Re: Celia/ /Sunny

[Guest guest]

-I hear you guys. i was feeling pretty hopeless about myself too, all

those helath problems, all those docs, those few abnormal tests. Since

mito has been mentioned to me, and what test results I have, do seem

to fit into it- even with docs sort of proclaiming its s " functional "

problem with me, this site has given me hope. I too am trying the mito

cocktail and the advice about diet, hydration etc and it seems to be

helping. Also, i know what tests I should be having and and working on

that too. Like you , i hate to bring up a new problem to the doc,

or even to go in to be seen because I am so afraid she'll just think

it is one more " functinal " thing I am complaining about. in a way this

worries me, because maybe I should be seen, but I don;t want to cause

myself further aggrevation. like you say Sunny- bring up all the anger

and frustration. i try not to dwell on these. just had the most

horrendous attack of vertigo yet, gradually feeling better, but am

undiagnosed with that problem also. Have a good weekend everyone, Celia--

In , z39z@a... wrote:

> Hi, ,

>

> I do understand how you feel. Twenty years of doctors not responding

> to what I tell them, or responding in a way that does not add up, or

> their just being plain insulting, has left me very very frustrated

> myself. I usually don''t let myself go there emotionally, because it

> is too destructive to me. Believe me the rage and frustration was

> strong. Personally, I gave up getting answers from docs a long time

> ago. Years and years ago I said to my husband - really these words -

> " I have a disease that they don't have a name for yet, so it seems

> pointless to put myself though more of the same stupid, insulting

> interviews. I need to wait until they at least have a name, then maybe

> they will get a treatment " I still went for routine things, like

> mamagrams, infections, checkups, etc. I gave each doc ONE crack at the

> other symptoms, and if they did not respond properly, I just wrote them

> off for my problems. And I had years and years of bad times.
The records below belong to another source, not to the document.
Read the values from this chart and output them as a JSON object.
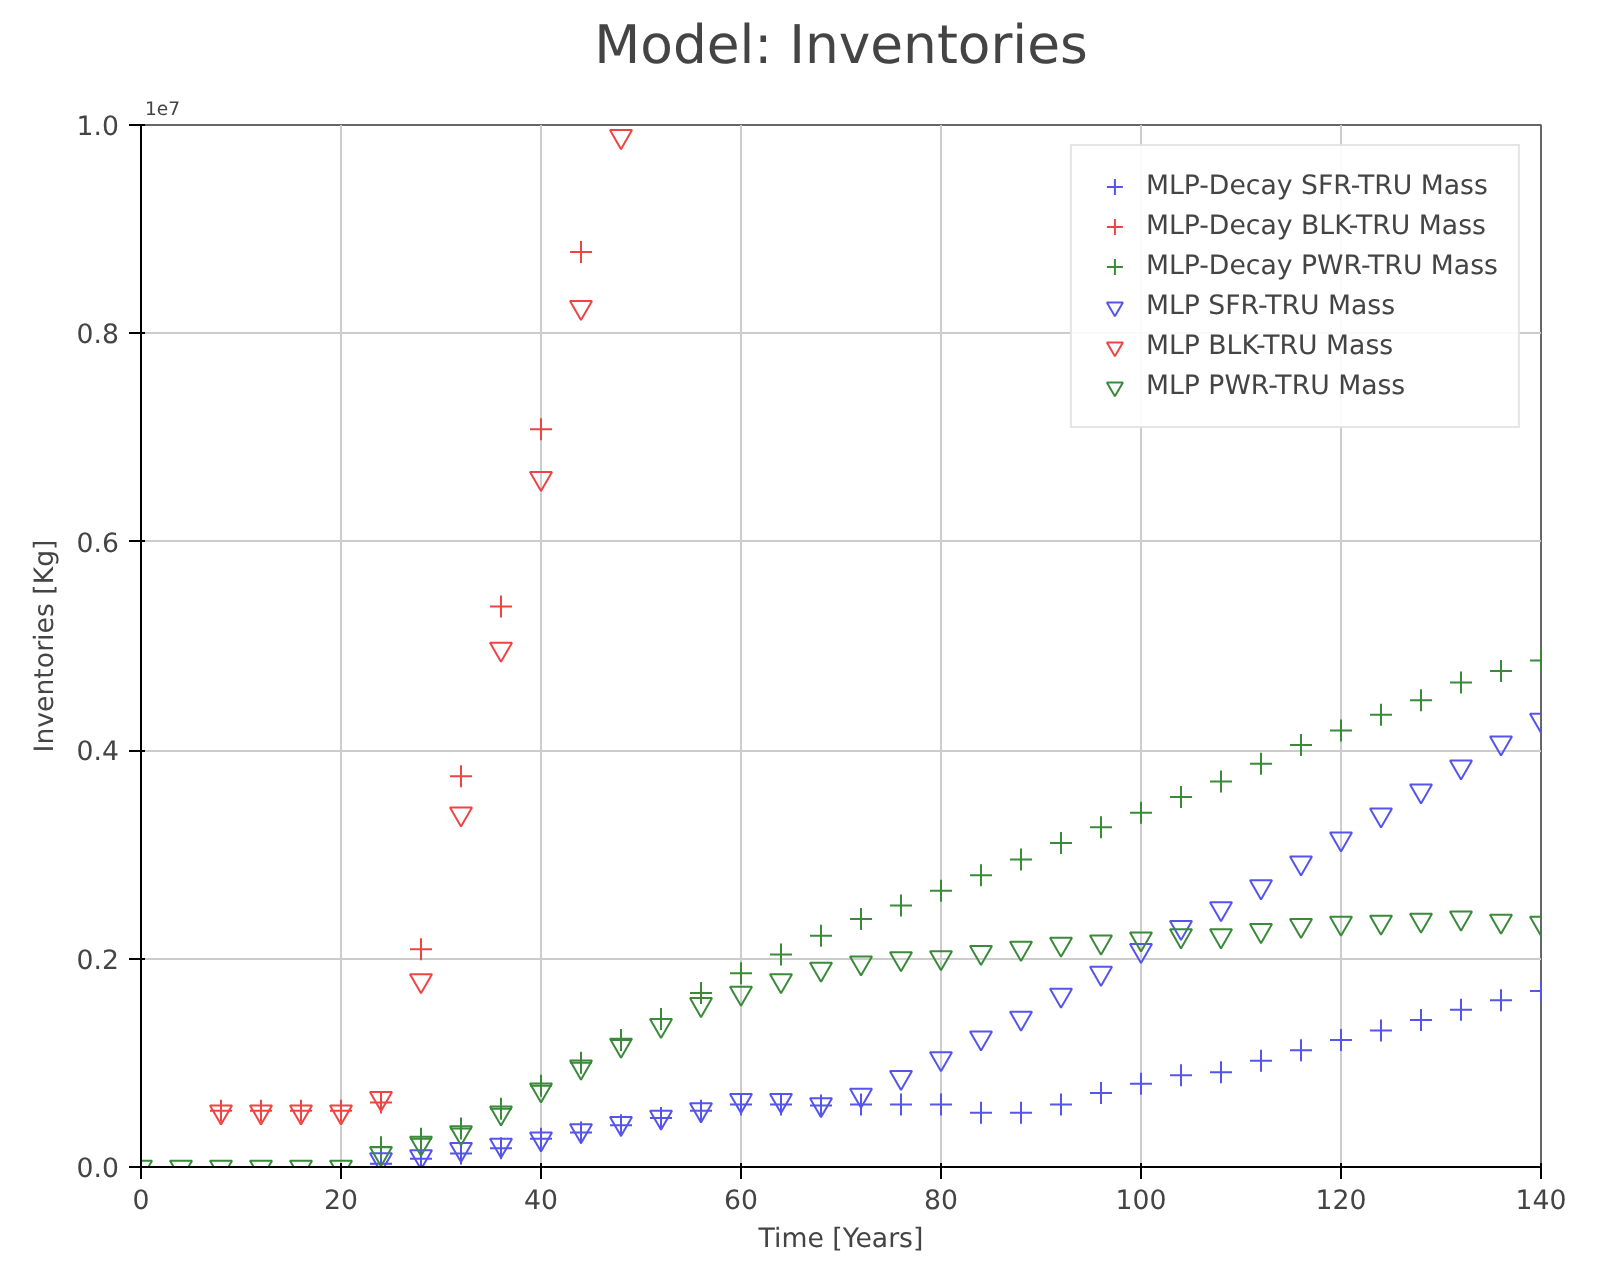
{
  "chart_data": {
    "type": "scatter",
    "title": "Model: Inventories",
    "xlabel": "Time [Years]",
    "ylabel": "Inventories [Kg]",
    "annotations": [
      "1e7"
    ],
    "x": [
      0,
      4,
      8,
      12,
      16,
      20,
      24,
      28,
      32,
      36,
      40,
      44,
      48,
      52,
      56,
      60,
      64,
      68,
      72,
      76,
      80,
      84,
      88,
      92,
      96,
      100,
      104,
      108,
      112,
      116,
      120,
      124,
      128,
      132,
      136,
      140
    ],
    "xlim": [
      0,
      140
    ],
    "ylim": [
      0,
      1.0
    ],
    "xticks": [
      0,
      20,
      40,
      60,
      80,
      100,
      120,
      140
    ],
    "yticks": [
      {
        "value": 0,
        "label": "0.0"
      },
      {
        "value": 0.2,
        "label": "0.2"
      },
      {
        "value": 0.4,
        "label": "0.4"
      },
      {
        "value": 0.6,
        "label": "0.6"
      },
      {
        "value": 0.8,
        "label": "0.8"
      },
      {
        "value": 1.0,
        "label": "1.0"
      }
    ],
    "grid": true,
    "legend": "top right",
    "series": [
      {
        "name": "MLP-Decay SFR-TRU Mass",
        "color": "#5555ee",
        "marker": "cross",
        "values": [
          null,
          null,
          null,
          null,
          null,
          null,
          0.003,
          0.008,
          0.013,
          0.018,
          0.027,
          0.033,
          0.04,
          0.047,
          0.054,
          0.06,
          0.06,
          0.059,
          0.06,
          0.06,
          0.06,
          0.052,
          0.052,
          0.06,
          0.071,
          0.08,
          0.088,
          0.091,
          0.102,
          0.112,
          0.122,
          0.131,
          0.141,
          0.151,
          0.16,
          0.169
        ]
      },
      {
        "name": "MLP-Decay BLK-TRU Mass",
        "color": "#ee4444",
        "marker": "cross",
        "values": [
          null,
          null,
          0.054,
          0.054,
          0.054,
          0.054,
          0.062,
          0.209,
          0.375,
          0.538,
          0.708,
          0.878,
          null,
          null,
          null,
          null,
          null,
          null,
          null,
          null,
          null,
          null,
          null,
          null,
          null,
          null,
          null,
          null,
          null,
          null,
          null,
          null,
          null,
          null,
          null,
          null
        ]
      },
      {
        "name": "MLP-Decay PWR-TRU Mass",
        "color": "#3a8a3a",
        "marker": "cross",
        "values": [
          null,
          null,
          null,
          null,
          null,
          null,
          0.019,
          0.027,
          0.037,
          0.056,
          0.078,
          0.1,
          0.122,
          0.142,
          0.167,
          0.186,
          0.204,
          0.222,
          0.238,
          0.251,
          0.265,
          0.28,
          0.295,
          0.311,
          0.326,
          0.34,
          0.355,
          0.37,
          0.387,
          0.405,
          0.419,
          0.434,
          0.448,
          0.465,
          0.476,
          0.486
        ]
      },
      {
        "name": "MLP SFR-TRU Mass",
        "color": "#5555ee",
        "marker": "triangle",
        "values": [
          null,
          null,
          null,
          null,
          null,
          null,
          0.007,
          0.01,
          0.017,
          0.021,
          0.027,
          0.035,
          0.042,
          0.048,
          0.055,
          0.064,
          0.064,
          0.06,
          0.069,
          0.086,
          0.104,
          0.124,
          0.143,
          0.165,
          0.186,
          0.208,
          0.23,
          0.248,
          0.269,
          0.292,
          0.315,
          0.338,
          0.361,
          0.384,
          0.407,
          0.429
        ]
      },
      {
        "name": "MLP BLK-TRU Mass",
        "color": "#ee4444",
        "marker": "triangle",
        "values": [
          null,
          null,
          0.053,
          0.053,
          0.053,
          0.053,
          0.066,
          0.179,
          0.339,
          0.497,
          0.661,
          0.825,
          0.989,
          null,
          null,
          null,
          null,
          null,
          null,
          null,
          null,
          null,
          null,
          null,
          null,
          null,
          null,
          null,
          null,
          null,
          null,
          null,
          null,
          null,
          null,
          null
        ]
      },
      {
        "name": "MLP PWR-TRU Mass",
        "color": "#3a8a3a",
        "marker": "triangle",
        "values": [
          0,
          0,
          0,
          0,
          0,
          0,
          0.013,
          0.023,
          0.033,
          0.052,
          0.074,
          0.096,
          0.117,
          0.136,
          0.156,
          0.167,
          0.179,
          0.19,
          0.196,
          0.2,
          0.201,
          0.206,
          0.21,
          0.214,
          0.216,
          0.219,
          0.222,
          0.222,
          0.227,
          0.232,
          0.234,
          0.235,
          0.237,
          0.239,
          0.236,
          0.234
        ]
      }
    ]
  }
}
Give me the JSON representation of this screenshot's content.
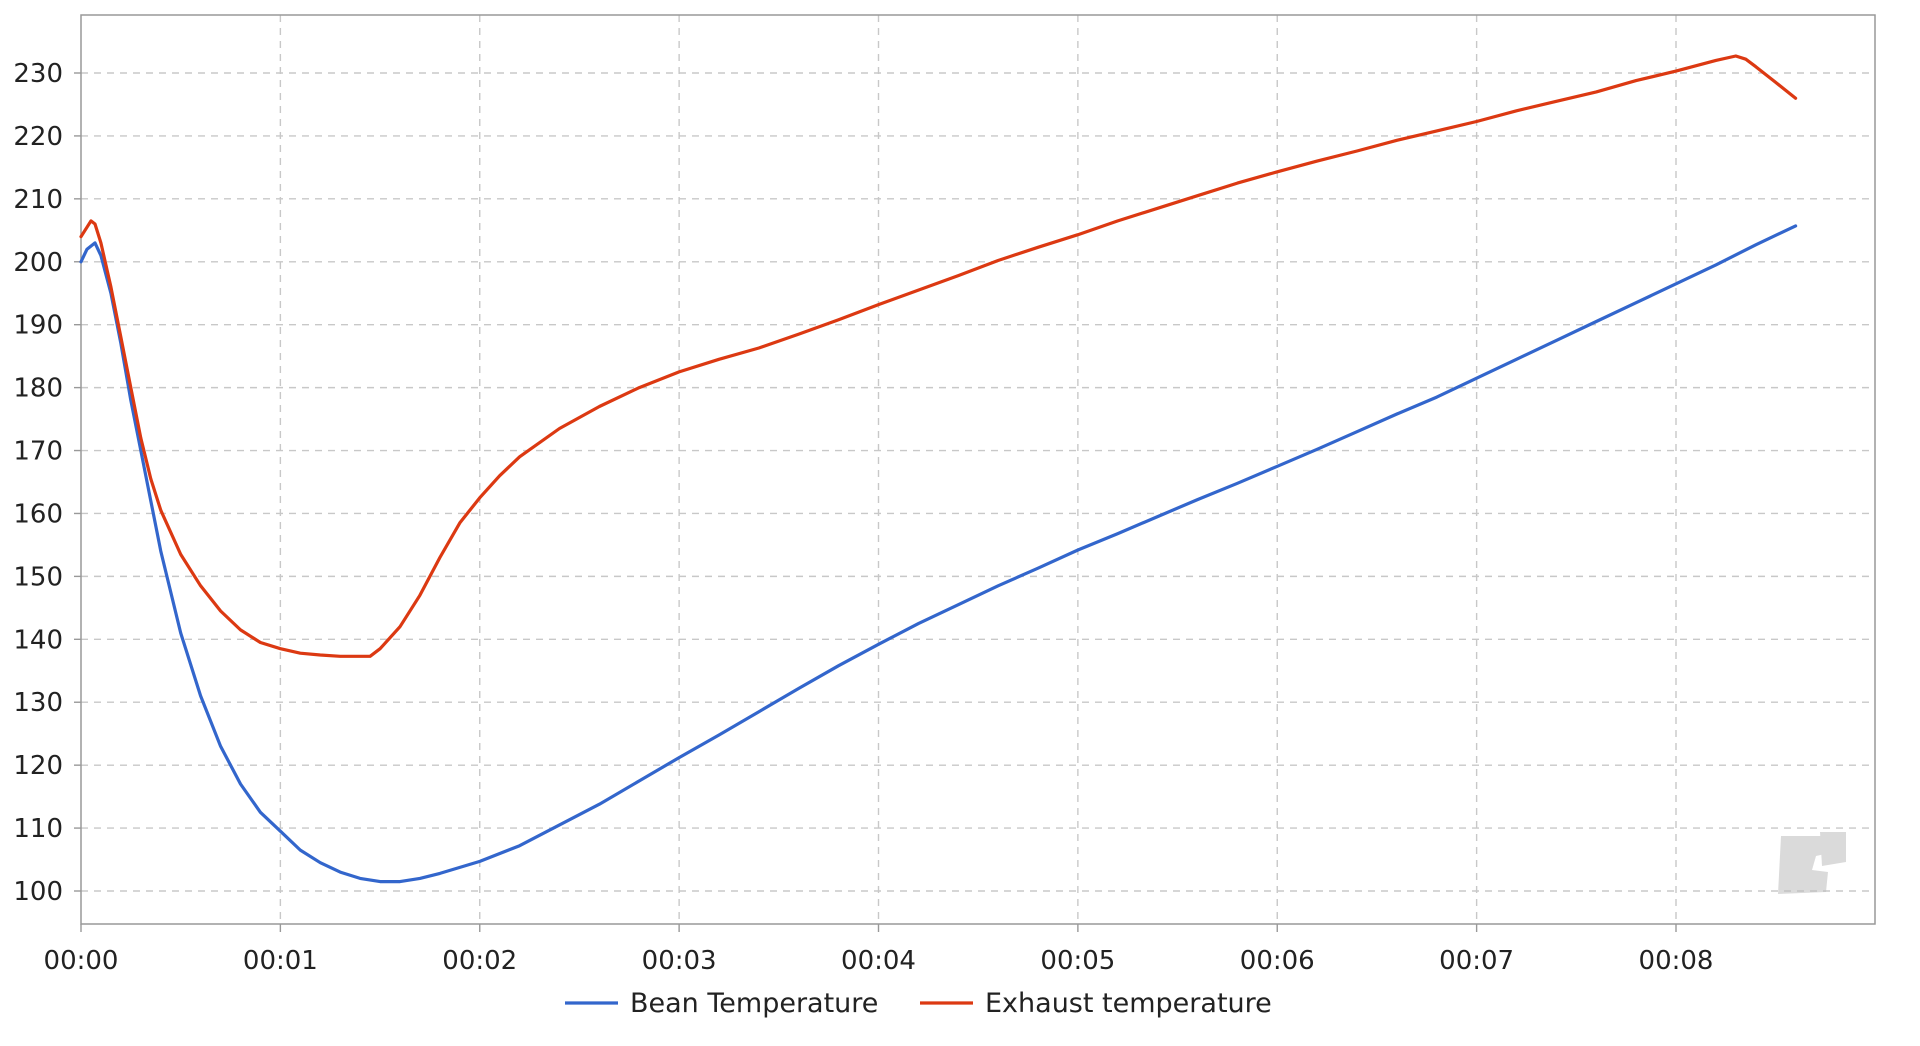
{
  "chart_data": {
    "type": "line",
    "title": "",
    "xlabel": "",
    "ylabel": "",
    "x_unit": "minutes",
    "xlim": [
      0,
      9
    ],
    "ylim": [
      95,
      240
    ],
    "grid": true,
    "legend_position": "bottom",
    "x_ticks": [
      {
        "value": 0,
        "label": "00:00"
      },
      {
        "value": 1,
        "label": "00:01"
      },
      {
        "value": 2,
        "label": "00:02"
      },
      {
        "value": 3,
        "label": "00:03"
      },
      {
        "value": 4,
        "label": "00:04"
      },
      {
        "value": 5,
        "label": "00:05"
      },
      {
        "value": 6,
        "label": "00:06"
      },
      {
        "value": 7,
        "label": "00:07"
      },
      {
        "value": 8,
        "label": "00:08"
      }
    ],
    "y_ticks": [
      100,
      110,
      120,
      130,
      140,
      150,
      160,
      170,
      180,
      190,
      200,
      210,
      220,
      230
    ],
    "series": [
      {
        "name": "Bean Temperature",
        "color": "#3366cc",
        "x": [
          0,
          0.03,
          0.07,
          0.1,
          0.15,
          0.2,
          0.25,
          0.3,
          0.35,
          0.4,
          0.5,
          0.6,
          0.7,
          0.8,
          0.9,
          1.0,
          1.1,
          1.2,
          1.3,
          1.4,
          1.5,
          1.6,
          1.7,
          1.8,
          2.0,
          2.2,
          2.4,
          2.6,
          2.8,
          3.0,
          3.2,
          3.4,
          3.6,
          3.8,
          4.0,
          4.2,
          4.4,
          4.6,
          4.8,
          5.0,
          5.2,
          5.4,
          5.6,
          5.8,
          6.0,
          6.2,
          6.4,
          6.6,
          6.8,
          7.0,
          7.2,
          7.4,
          7.6,
          7.8,
          8.0,
          8.2,
          8.4,
          8.6
        ],
        "y": [
          200,
          202,
          203,
          201,
          195,
          187,
          178,
          170,
          162,
          154,
          141,
          131,
          123,
          117,
          112.5,
          109.5,
          106.5,
          104.5,
          103,
          102,
          101.5,
          101.5,
          102,
          102.8,
          104.7,
          107.2,
          110.5,
          113.8,
          117.5,
          121.2,
          124.8,
          128.5,
          132.2,
          135.8,
          139.2,
          142.5,
          145.5,
          148.5,
          151.3,
          154.2,
          156.8,
          159.5,
          162.2,
          164.8,
          167.5,
          170.2,
          173,
          175.8,
          178.5,
          181.5,
          184.5,
          187.5,
          190.5,
          193.5,
          196.5,
          199.5,
          202.7,
          205.7
        ]
      },
      {
        "name": "Exhaust temperature",
        "color": "#dc3912",
        "x": [
          0,
          0.03,
          0.05,
          0.07,
          0.1,
          0.15,
          0.2,
          0.25,
          0.3,
          0.35,
          0.4,
          0.5,
          0.6,
          0.7,
          0.8,
          0.9,
          1.0,
          1.1,
          1.2,
          1.3,
          1.4,
          1.45,
          1.5,
          1.6,
          1.7,
          1.8,
          1.9,
          2.0,
          2.1,
          2.2,
          2.4,
          2.6,
          2.8,
          3.0,
          3.2,
          3.4,
          3.6,
          3.8,
          4.0,
          4.2,
          4.4,
          4.6,
          4.8,
          5.0,
          5.2,
          5.4,
          5.6,
          5.8,
          6.0,
          6.2,
          6.4,
          6.6,
          6.8,
          7.0,
          7.2,
          7.4,
          7.6,
          7.8,
          8.0,
          8.2,
          8.3,
          8.35,
          8.4,
          8.5,
          8.6
        ],
        "y": [
          204,
          205.5,
          206.5,
          206,
          203,
          196,
          188,
          180,
          172,
          165.5,
          160.5,
          153.5,
          148.5,
          144.5,
          141.5,
          139.5,
          138.5,
          137.8,
          137.5,
          137.3,
          137.3,
          137.3,
          138.5,
          142,
          147,
          153,
          158.5,
          162.5,
          166,
          169,
          173.5,
          177,
          180,
          182.5,
          184.5,
          186.3,
          188.5,
          190.8,
          193.2,
          195.5,
          197.8,
          200.2,
          202.3,
          204.3,
          206.5,
          208.5,
          210.5,
          212.5,
          214.3,
          216,
          217.6,
          219.3,
          220.8,
          222.3,
          224,
          225.5,
          227,
          228.8,
          230.3,
          232,
          232.7,
          232.2,
          231,
          228.5,
          226
        ]
      }
    ]
  }
}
> I am soooooo heartened to learn about mitochondrial disease, and to

> hear others here experience SOME of my symptoms. It makes me feel less

> alone, and gives me more hope. Also, I accidentally found a doc who at

> least recognizes mito as a disease. I am hopeful that as more is

> learned, he will keep up with it. I also decided a long time ago to

> try to follow good health habits - diet, exercise, hydration, anything

> that I could find that made sense TO ME. That also gave me some

> feeling of control. I am feeling better, in part I think, due to the

> mito cocktail and in part to exercise and in part to watching my carbs

> (I get hypoglycemic)

>

> , my symptoms are not as severe as yours. Extreme muscle

> weakness, mental cloudiness, and general fatigue are/were the main

> serious ones.(also touches of many others, that i just took for granted

> as part of my body) I have learned of the many other serious problems

> that people experience. I am totally empathetic to your frustration

> about getting medical care. It can be overwhelming.

>

> We need to be persistent. I am not sure what tests you had done, and

> by what kind of specialist. One thing I have learned is NOT to

> believe everything that every doctor has said to me. When what they

> say matches my experience, then I begin to believe. Check on all the

> tests you had, and see what more can be done. Try to find the right

> doctor for it, even if it means traveling. I do not have stroke-like

> episodes. Others here may be able to help you on that score. Don't

> give up. Be methodical, patient, read as much as possible, ask as many

> questions as possible. Read everything here, the UMDF site, the MDA

> site. Know that getting answers isn't simple, and that they may not

> always be what you want to hear, but believe that some may exist for

> you.

>

> It took me 2 years to believe that I had mito, and to learn enough

> about it, so that I feel I am in the right ball park. Now I feel more

> optimistic, thinking that I can make the best possible decisions for

> me. Having this site to learn from has also been so very helpful to me.

> In total, feeling that I have some control is very precious to me,

> and it makes me feel less frustrated.

>

> I wish you luck in your search. There are so many great people here.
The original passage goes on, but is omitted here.